Andiamo verso la conclusione, vorrei farti un’ultima domanda. Siamo in una situazione un po’ inedita per l’Europa, come dicevi anche tu, da trent’anni non avevamo una guerra in Europa o comunque alle sue porte. A noi non sembra proprio che questo evento abbia modificato o abbia avviato una nuova fase di elaborazione delle politiche migratorie. Volevamo sapere se è anche la tua impressione.
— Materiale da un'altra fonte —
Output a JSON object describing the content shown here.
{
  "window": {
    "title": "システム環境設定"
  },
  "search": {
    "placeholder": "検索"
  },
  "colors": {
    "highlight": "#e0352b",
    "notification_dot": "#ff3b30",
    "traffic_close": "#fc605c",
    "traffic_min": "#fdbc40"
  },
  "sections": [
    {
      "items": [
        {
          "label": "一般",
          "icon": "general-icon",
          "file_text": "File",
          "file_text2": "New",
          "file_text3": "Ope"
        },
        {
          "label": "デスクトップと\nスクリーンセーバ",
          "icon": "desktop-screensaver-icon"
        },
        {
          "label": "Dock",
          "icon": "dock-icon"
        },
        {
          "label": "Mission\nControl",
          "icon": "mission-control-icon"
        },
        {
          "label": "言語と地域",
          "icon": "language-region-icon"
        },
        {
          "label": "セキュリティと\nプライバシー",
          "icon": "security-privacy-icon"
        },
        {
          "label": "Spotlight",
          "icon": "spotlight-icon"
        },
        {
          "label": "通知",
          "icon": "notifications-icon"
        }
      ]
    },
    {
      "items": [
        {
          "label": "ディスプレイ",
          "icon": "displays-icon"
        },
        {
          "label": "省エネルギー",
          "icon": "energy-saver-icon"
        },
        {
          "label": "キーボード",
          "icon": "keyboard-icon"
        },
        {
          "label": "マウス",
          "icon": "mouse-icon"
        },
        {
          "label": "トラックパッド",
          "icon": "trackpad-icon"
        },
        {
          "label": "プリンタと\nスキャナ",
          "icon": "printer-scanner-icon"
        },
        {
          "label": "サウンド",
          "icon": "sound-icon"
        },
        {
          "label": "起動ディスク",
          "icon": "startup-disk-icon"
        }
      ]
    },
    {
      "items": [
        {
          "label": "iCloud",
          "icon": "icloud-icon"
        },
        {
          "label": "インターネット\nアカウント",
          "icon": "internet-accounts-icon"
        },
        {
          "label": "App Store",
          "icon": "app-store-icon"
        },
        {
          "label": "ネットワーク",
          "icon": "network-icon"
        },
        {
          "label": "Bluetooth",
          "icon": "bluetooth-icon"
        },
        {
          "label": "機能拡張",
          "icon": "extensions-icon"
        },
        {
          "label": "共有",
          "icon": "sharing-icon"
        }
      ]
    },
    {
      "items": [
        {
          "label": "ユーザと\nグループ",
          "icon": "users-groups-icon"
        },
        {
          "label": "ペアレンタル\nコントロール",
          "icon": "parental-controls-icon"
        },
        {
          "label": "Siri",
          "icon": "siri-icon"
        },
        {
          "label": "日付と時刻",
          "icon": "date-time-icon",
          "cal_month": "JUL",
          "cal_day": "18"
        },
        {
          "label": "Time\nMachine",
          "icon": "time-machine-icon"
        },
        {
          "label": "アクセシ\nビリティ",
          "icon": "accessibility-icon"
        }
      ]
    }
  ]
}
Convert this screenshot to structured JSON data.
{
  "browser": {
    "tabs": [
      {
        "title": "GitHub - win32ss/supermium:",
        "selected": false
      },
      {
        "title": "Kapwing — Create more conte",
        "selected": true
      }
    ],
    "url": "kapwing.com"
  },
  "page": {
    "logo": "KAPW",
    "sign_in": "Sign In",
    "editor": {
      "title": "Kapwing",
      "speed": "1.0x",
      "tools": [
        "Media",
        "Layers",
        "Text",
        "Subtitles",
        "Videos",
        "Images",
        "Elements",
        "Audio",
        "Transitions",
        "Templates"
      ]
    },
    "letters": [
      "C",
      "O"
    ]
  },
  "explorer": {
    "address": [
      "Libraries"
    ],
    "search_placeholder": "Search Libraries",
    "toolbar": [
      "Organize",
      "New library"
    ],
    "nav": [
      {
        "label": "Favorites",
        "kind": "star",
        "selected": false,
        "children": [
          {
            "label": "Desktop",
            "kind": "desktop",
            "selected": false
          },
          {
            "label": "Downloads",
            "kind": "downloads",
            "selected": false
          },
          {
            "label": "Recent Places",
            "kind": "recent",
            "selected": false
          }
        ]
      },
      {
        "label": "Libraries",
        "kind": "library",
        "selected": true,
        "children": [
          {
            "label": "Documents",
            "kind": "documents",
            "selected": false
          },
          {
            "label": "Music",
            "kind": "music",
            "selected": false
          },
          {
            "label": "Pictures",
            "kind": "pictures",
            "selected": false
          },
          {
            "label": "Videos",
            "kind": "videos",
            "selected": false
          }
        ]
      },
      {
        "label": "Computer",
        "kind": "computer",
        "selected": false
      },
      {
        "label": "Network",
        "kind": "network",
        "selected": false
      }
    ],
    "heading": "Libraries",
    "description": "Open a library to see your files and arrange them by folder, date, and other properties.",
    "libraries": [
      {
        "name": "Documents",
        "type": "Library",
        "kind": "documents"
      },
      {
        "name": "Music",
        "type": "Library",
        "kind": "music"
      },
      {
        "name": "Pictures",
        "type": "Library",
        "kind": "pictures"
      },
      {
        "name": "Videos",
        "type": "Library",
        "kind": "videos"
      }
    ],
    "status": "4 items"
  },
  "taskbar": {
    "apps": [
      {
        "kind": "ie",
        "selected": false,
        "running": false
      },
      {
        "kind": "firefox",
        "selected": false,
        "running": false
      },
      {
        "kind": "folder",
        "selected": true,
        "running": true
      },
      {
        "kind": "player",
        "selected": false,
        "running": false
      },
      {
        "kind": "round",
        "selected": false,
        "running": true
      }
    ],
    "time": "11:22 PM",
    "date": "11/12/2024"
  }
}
CM: Sì, oserei dire che per adesso siamo molto schiacciati, come quasi sempre facciamo in questo Paese, sull’emergenza. Quindi sembra che siccome c’è la guerra, come dire, basta mettere sul piatto alcune cose per tamponare la situazione attuale. E in realtà, così come non siamo stati in grado in vent’anni di costruire qualcosa che sia realmente un sistema, sembra che tuttora stentiamo a capire che non solo siamo un Paese, come tutti i Paesi europei, immerso nella contemporaneità, un Paese di emigrazione, immigrazione, transito. Dovremmo avere degli strumenti, non tanto per tamponare le cose che succedono e che continueranno a succedere, che si susseguiranno, ma per dotarci di strumenti di gestione di un fenomeno, di una mobilità che, un po’ come dicevo all’inizio, sono complessi e vedono coinvolti anche noi in prima persona. E quindi dovremmo intanto riuscire a capire che siamo un Paese multiculturale, multireligioso e con delle comunità straniere ormai fortemente radicate con tantissimi giovani. È una vergogna che non abbiamo una legge sulla cittadinanza, una legge che dovrebbe favorire canali di ingresso legali rispetto alle figure professionali di cui il Paese ha bisogno. Non riusciamo a dotarci di tutta una serie di strumenti di gestione di questo fenomeno che in realtà è la gestione del fenomeno della contemporaneità. Però sembra che noi continuiamo a essere radicati a quest’idea di un paese monolitico, dove chi arriva è sempre un po’ un corpo estraneo. E così non faremo dei grandi passi avanti. E sembra sempre che ci sia qualcosa di più importante da fare prima di rendersi conto che siamo appunto nel 2022 e queste sono le sfide con cui ci dovremmo confrontare oltre a quelle ambientali. E invece stiamo sempre a pensare a delle pezze da mettere rispetto a delle cose che addirittura sembrano di gestione del secolo scorso.

DF: Ringraziamo molto Cristina Molfetta di Fondazione Migrantes per l’intervista, per il tempo e anche per il lavoro che svolgi. Con tutti ci vediamo alla prossima intervista di Fuori Vista. Ciao Cristina e grazie ancora.

CM: Grazie a voi per l’attenzione e per il lavoro che fate.